Ian T. Lowitt: It was a transfer from whole loans to securities but it was to improve the liquidity characteristics, and that was really what drove that. As part of our efforts post Bear, we talked about our efforts to convert unencumbered collateral which was 100% cash capital into securities which were available for financing.
Prashant Bhatia (Citigroup): At the point where you took down quite a bit of exposure there but in not taking down more, was it a decision that there was not enough liquidity in the marketplace? –
Ian T. Lowitt: Around the residentials, broadly we are comfortable with the level that we’ve now got to. We plan to obviously change the composition of it as we trade in and out, but we are comfortable with that level.
With regard to commercials, we still plan to reduce that over the period but we want to do that in a measured way so that we do not affect value.
William Tanona (Goldman Sachs): At the level three assets, how much of that $38 billion is actually going to be mortgage related?

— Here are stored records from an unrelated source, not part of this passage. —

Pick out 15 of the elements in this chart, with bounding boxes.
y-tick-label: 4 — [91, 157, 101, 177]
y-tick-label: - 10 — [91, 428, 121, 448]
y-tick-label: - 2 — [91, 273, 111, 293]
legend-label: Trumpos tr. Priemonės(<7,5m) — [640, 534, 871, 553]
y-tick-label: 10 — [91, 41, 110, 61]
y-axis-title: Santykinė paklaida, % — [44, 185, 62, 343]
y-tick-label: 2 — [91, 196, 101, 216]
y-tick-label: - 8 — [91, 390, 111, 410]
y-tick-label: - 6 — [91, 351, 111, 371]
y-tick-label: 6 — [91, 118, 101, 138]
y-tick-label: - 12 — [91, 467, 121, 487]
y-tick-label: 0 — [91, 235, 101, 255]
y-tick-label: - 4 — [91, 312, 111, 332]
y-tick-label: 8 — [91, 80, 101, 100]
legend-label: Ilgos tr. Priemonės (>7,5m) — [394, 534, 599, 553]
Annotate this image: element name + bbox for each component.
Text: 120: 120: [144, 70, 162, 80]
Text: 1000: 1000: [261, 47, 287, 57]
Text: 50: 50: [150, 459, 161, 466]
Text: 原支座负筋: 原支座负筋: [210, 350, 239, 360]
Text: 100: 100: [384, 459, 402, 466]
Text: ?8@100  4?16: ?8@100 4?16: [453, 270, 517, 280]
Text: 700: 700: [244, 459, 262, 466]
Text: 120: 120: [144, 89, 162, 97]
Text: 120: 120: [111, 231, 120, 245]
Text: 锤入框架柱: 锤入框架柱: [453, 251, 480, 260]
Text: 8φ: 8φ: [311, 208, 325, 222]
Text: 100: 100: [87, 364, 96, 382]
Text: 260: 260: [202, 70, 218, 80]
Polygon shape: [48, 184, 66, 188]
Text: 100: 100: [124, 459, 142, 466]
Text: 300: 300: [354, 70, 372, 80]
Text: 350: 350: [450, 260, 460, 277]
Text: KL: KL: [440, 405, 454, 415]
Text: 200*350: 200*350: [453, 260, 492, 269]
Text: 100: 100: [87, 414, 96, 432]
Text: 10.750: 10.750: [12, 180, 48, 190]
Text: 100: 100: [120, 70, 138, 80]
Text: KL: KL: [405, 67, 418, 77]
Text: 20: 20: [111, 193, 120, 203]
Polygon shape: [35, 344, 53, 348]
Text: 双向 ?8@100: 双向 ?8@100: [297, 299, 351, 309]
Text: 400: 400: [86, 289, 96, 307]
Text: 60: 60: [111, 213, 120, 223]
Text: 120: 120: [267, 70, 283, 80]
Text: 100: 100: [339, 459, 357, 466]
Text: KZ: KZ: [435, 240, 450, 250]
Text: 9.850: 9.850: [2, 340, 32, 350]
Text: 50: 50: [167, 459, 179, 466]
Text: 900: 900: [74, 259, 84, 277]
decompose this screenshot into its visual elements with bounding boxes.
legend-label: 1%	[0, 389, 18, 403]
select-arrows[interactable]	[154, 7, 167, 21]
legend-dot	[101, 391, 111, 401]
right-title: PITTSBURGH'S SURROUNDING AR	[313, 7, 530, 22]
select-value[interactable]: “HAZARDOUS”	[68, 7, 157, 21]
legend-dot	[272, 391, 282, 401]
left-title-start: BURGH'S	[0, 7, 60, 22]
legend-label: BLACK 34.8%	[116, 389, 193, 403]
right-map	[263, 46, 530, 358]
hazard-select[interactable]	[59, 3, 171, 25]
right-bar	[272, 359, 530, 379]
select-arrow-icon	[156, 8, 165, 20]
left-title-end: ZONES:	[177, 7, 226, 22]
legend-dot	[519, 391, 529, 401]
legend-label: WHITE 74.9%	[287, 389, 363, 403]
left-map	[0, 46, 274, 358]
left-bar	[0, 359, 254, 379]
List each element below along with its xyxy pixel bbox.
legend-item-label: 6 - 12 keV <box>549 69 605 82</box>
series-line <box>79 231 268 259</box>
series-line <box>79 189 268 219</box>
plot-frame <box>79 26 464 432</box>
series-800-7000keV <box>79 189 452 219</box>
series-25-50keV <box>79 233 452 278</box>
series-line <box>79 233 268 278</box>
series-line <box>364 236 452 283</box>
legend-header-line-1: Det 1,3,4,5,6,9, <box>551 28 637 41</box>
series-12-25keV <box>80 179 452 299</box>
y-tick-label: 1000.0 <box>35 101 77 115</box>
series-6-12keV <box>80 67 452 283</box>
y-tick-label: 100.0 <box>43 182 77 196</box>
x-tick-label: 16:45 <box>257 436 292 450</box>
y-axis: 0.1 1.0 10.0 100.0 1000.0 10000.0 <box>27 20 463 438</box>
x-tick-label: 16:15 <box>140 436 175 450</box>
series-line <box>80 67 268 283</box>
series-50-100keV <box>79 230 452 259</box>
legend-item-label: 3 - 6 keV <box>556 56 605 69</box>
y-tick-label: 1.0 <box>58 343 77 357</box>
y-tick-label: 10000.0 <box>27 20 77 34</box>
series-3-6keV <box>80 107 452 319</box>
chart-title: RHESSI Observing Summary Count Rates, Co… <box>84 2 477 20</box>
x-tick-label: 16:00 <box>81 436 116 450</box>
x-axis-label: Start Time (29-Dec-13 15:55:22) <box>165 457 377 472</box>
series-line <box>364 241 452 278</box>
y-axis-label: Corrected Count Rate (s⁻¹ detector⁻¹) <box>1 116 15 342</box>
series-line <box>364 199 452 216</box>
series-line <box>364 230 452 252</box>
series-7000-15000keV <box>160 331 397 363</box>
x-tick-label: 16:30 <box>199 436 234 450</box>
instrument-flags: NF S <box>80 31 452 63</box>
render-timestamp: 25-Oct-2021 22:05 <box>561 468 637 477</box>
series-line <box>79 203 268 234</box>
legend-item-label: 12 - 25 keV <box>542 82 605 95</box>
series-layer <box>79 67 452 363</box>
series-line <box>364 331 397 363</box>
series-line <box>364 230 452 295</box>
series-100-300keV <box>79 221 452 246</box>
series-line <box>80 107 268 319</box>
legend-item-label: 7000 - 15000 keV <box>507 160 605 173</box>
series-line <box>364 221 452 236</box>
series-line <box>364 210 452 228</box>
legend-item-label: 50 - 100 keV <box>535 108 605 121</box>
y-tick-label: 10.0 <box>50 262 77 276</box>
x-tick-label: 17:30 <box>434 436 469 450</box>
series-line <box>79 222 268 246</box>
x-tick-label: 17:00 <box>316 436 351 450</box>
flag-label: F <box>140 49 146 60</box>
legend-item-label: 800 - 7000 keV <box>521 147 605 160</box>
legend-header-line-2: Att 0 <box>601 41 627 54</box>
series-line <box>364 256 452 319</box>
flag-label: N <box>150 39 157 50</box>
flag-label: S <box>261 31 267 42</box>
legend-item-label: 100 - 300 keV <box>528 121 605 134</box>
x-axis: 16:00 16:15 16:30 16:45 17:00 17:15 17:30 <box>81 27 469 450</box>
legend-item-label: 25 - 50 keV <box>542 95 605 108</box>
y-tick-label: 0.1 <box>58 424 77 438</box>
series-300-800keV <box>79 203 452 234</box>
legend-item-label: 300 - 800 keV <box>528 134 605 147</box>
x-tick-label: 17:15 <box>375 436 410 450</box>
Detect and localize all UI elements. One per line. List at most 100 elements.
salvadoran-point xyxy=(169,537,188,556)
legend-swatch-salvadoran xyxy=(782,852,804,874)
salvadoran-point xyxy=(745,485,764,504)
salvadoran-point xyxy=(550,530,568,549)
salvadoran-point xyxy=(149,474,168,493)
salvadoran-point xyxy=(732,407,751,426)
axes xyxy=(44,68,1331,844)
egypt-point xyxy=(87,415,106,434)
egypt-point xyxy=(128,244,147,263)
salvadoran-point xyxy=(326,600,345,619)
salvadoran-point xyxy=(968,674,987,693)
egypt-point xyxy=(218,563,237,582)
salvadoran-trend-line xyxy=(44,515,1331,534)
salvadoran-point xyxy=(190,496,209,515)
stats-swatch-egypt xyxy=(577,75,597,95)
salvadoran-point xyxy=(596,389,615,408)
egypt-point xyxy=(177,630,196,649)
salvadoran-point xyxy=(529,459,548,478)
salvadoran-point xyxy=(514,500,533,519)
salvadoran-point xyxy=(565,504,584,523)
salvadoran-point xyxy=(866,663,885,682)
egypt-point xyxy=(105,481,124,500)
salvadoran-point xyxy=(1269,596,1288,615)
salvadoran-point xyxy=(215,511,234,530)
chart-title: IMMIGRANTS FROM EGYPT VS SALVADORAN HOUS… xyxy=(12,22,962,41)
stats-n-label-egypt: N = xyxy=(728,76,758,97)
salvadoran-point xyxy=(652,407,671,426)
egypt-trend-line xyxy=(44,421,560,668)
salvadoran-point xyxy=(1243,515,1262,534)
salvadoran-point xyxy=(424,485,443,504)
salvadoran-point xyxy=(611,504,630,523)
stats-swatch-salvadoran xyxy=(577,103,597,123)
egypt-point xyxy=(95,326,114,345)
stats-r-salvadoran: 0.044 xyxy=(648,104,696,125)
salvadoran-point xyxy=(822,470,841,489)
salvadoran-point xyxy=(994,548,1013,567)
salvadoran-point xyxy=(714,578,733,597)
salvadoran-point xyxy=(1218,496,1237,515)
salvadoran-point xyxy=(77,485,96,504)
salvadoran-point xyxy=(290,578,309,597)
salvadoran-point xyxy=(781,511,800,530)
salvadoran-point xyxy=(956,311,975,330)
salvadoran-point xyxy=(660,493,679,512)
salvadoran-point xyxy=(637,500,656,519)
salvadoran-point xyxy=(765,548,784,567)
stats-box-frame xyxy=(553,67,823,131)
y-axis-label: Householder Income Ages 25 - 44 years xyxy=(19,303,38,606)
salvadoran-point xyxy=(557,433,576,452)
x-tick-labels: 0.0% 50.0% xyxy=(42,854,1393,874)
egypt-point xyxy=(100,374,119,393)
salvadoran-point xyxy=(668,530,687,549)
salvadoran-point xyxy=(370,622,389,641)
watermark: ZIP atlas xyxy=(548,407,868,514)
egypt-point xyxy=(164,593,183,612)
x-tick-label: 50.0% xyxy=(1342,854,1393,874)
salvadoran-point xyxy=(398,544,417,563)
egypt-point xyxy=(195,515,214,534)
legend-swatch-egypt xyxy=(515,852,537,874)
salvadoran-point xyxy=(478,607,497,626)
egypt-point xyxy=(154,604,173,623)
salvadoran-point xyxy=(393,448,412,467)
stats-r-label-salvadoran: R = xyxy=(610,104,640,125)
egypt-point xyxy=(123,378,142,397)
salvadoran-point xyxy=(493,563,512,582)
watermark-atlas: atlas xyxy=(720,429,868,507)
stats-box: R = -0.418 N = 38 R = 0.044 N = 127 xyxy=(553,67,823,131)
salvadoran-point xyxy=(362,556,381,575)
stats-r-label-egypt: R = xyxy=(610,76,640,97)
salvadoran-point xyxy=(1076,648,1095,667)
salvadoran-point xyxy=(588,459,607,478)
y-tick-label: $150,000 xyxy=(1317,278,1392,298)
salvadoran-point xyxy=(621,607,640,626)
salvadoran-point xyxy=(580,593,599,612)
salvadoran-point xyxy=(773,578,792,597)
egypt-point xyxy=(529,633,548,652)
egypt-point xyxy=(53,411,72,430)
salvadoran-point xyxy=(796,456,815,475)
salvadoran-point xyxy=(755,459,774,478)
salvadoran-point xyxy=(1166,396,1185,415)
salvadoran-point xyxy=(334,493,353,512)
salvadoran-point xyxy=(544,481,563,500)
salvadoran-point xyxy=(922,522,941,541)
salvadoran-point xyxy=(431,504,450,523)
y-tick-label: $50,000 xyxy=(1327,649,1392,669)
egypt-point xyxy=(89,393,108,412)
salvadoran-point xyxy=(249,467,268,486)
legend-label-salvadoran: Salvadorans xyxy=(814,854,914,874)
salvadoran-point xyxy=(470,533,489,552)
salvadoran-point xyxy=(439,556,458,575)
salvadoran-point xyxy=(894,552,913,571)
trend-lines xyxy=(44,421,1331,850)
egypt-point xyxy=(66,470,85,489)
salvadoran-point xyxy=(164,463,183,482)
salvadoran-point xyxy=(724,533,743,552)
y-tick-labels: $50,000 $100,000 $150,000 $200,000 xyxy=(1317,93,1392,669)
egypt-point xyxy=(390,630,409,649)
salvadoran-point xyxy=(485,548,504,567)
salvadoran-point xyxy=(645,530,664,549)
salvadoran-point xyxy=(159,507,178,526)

Ian T. Lowitt: We did have $40 billion of level three in the first quarter and if you look at the composition of that, probably about $9.5 billion of that was in corporate equity and about three was in derivatives.
With regard to where mortgage and asset-backed securities is likely to be, it really is too early in this process for me to give you a sense of that, but it’s more likely to be down.
And then with regard to the European portfolio, where we have valued the European mortgages is a 28% decline in housing prices and what we have seen is 7%, so we believe that the marks that we have are conservative.
William Tanona (Goldman Sachs): In terms of the revenue breakdown by region, can you just help me understand exactly why the revenues had changed so dramatically in those specific regions?
Ian T. Lowitt: What we have seen is essentially a very even distribution this quarter. It is followed essentially the same pattern, so we did not see diversification in the form of higher revenues in Europe and Asia and the big losses in the U.S.
The impact of the quarter, which included write-downs but also included principal, included trading, was evenly bad across each of the different regions.
Douglas Sipkin (Wachovia): Comment on the record prime brokerage revenues?
Ian T. Lowitt: Even though there is some modest decline in balances, the business is restructuring. It used to be that the financing was all done essentially at the same price, irrespective of asset class and the term of the financing.
What we have seen, particularly in the post Bear period, is that the prime broker pricing has become much, much closer to the repo pricing and as a result there’s a real curve there now for financing.
It has higher margin because different asset classes have higher haircuts as well as different rates associated with them.
Jeffery Harte (Sandler O’Neill & Partners): Can you talk about how you may be approaching the risk management and kind of hedging process strategically in light of what’s going on?
Ian T. Lowitt: The hedges have performed very well for us over a long period of time and have mitigated the effect of the write-downs very substantially.
Michael Hecht (Banc of America Securities): Are you seeing any impact from the rumors circulating in the marketplace driving a reduction in client activity or counterparties pulling away from Lehman?
Richard S. Fuld Jr.: We have seen nothing significant across prime broker balances, derivatives, secured lending markets, short-end unsecured markets.